Hydrogen production from the thermochemical conversion of biomass: issues and challenges

Abstract

Hydrogen production from thermochemical conversion has been considered the most promising technology for the use of biomass, and some novel methods are also being developed for low cost and high efficiency. This review presents the recent progress in the studies on hydrogen production from different kinds of biomass by pyrolysis, gasification and steam reforming without and/or with chemical-looping technologies. Considering potential applications, the Ni-based catalysts made of cheap and earth-abundant elements are especially important for the economically viable hydrogen production from biomass by thermochemical conversion, and can also effectively be compensated for and modified, to some extent, by using extremely low noble metal loading for retaining high catalytic activity, high coke resistance and long-term stability.
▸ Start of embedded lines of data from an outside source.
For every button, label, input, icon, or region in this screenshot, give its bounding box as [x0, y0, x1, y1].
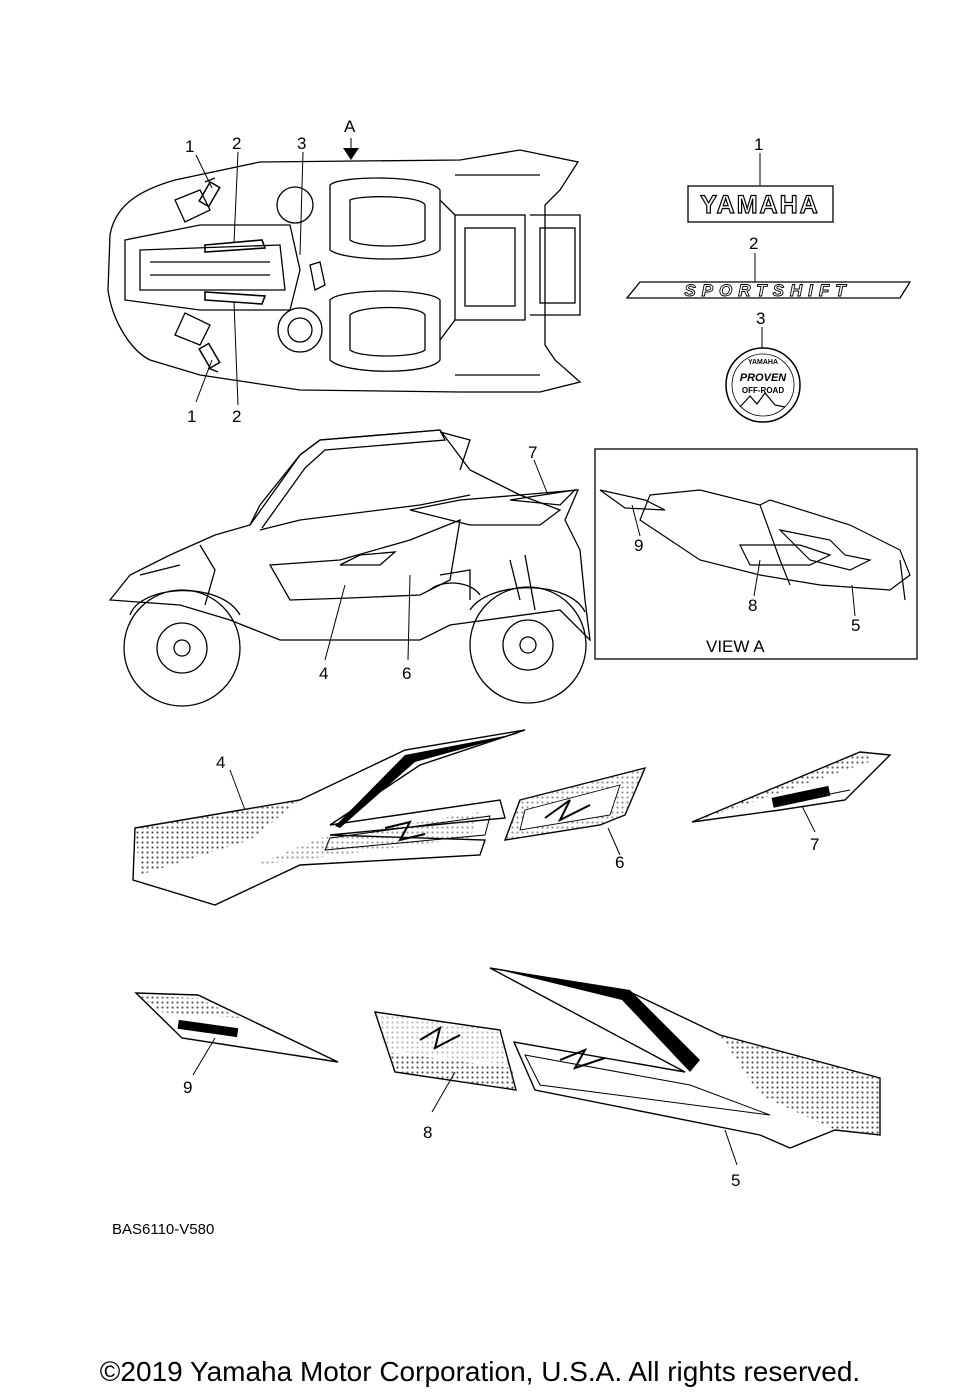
top-view-callouts	[196, 138, 359, 405]
callout-viewa-5: 5	[851, 616, 861, 635]
svg-text:YAMAHA: YAMAHA	[747, 359, 779, 366]
callout-viewa-8: 8	[748, 596, 758, 615]
decal-6	[505, 768, 645, 840]
decal-7	[692, 752, 890, 822]
decal-4	[133, 730, 525, 905]
callout-decal-7: 7	[810, 835, 820, 854]
callout-top-1b: 1	[187, 407, 197, 426]
callout-side-4: 4	[319, 664, 329, 683]
copyright-footer: ©2019 Yamaha Motor Corporation, U.S.A. All rights reserved.	[99, 1356, 861, 1387]
view-a-label: VIEW A	[706, 637, 765, 656]
diagram-part-code: BAS6110-V580	[112, 1221, 215, 1238]
callout-top-1a: 1	[185, 137, 195, 156]
side-view-leaders	[325, 460, 548, 660]
callout-side-7: 7	[528, 443, 538, 462]
callout-decal-4: 4	[216, 753, 226, 772]
vehicle-side-view	[110, 430, 590, 706]
svg-text:PROVEN: PROVEN	[739, 372, 787, 384]
yamaha-logo-decal	[688, 186, 833, 222]
decal-8	[375, 1012, 516, 1090]
view-a-box	[595, 449, 917, 659]
view-arrow-label: A	[344, 117, 356, 136]
callout-legend-1: 1	[754, 135, 764, 154]
callout-top-3: 3	[297, 134, 307, 153]
svg-text:YAMAHA: YAMAHA	[700, 191, 820, 219]
callout-decal-8: 8	[423, 1123, 433, 1142]
callout-legend-2: 2	[749, 234, 759, 253]
callout-top-2b: 2	[232, 407, 242, 426]
svg-text:SPORTSHIFT: SPORTSHIFT	[684, 281, 852, 300]
vehicle-top-view	[108, 150, 580, 392]
callout-decal-6: 6	[615, 853, 625, 872]
decal-5	[490, 968, 880, 1148]
callout-top-2a: 2	[232, 134, 242, 153]
sportshift-logo-decal	[627, 281, 910, 300]
callout-side-6: 6	[402, 664, 412, 683]
proven-offroad-badge-decal	[726, 348, 800, 422]
decal-9	[136, 993, 338, 1062]
callout-viewa-9: 9	[634, 536, 644, 555]
callout-legend-3: 3	[756, 309, 766, 328]
svg-text:OFF-ROAD: OFF-ROAD	[741, 386, 785, 395]
callout-decal-5: 5	[731, 1171, 741, 1190]
callout-decal-9: 9	[183, 1078, 193, 1097]
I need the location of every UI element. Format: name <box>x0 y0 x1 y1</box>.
The catalyst modification strategies of adding other metals, minimizing Ni particle sizes and improving the supports are highlighted. The sorption-enhanced steam reforming (SESR) and chemical looping steam reforming (SE-CLSR) processes with in situ CO₂ removal using different reactors have been considered to change the normal equilibrium limits of the water–gas shift (WGS) reaction, and thus increase feedstock conversion and process performances. The auto-thermal operating conditions and CO₂ capture during hydrogen production can be achieved by chemical looping processes with cyclic oxidation–reduction of oxygen carriers (OCs). This paper discusses the related issues, challenges and prospects, along with the possible solutions in order to help in the development of efficient hydrogen production from the thermochemical conversion of biomass.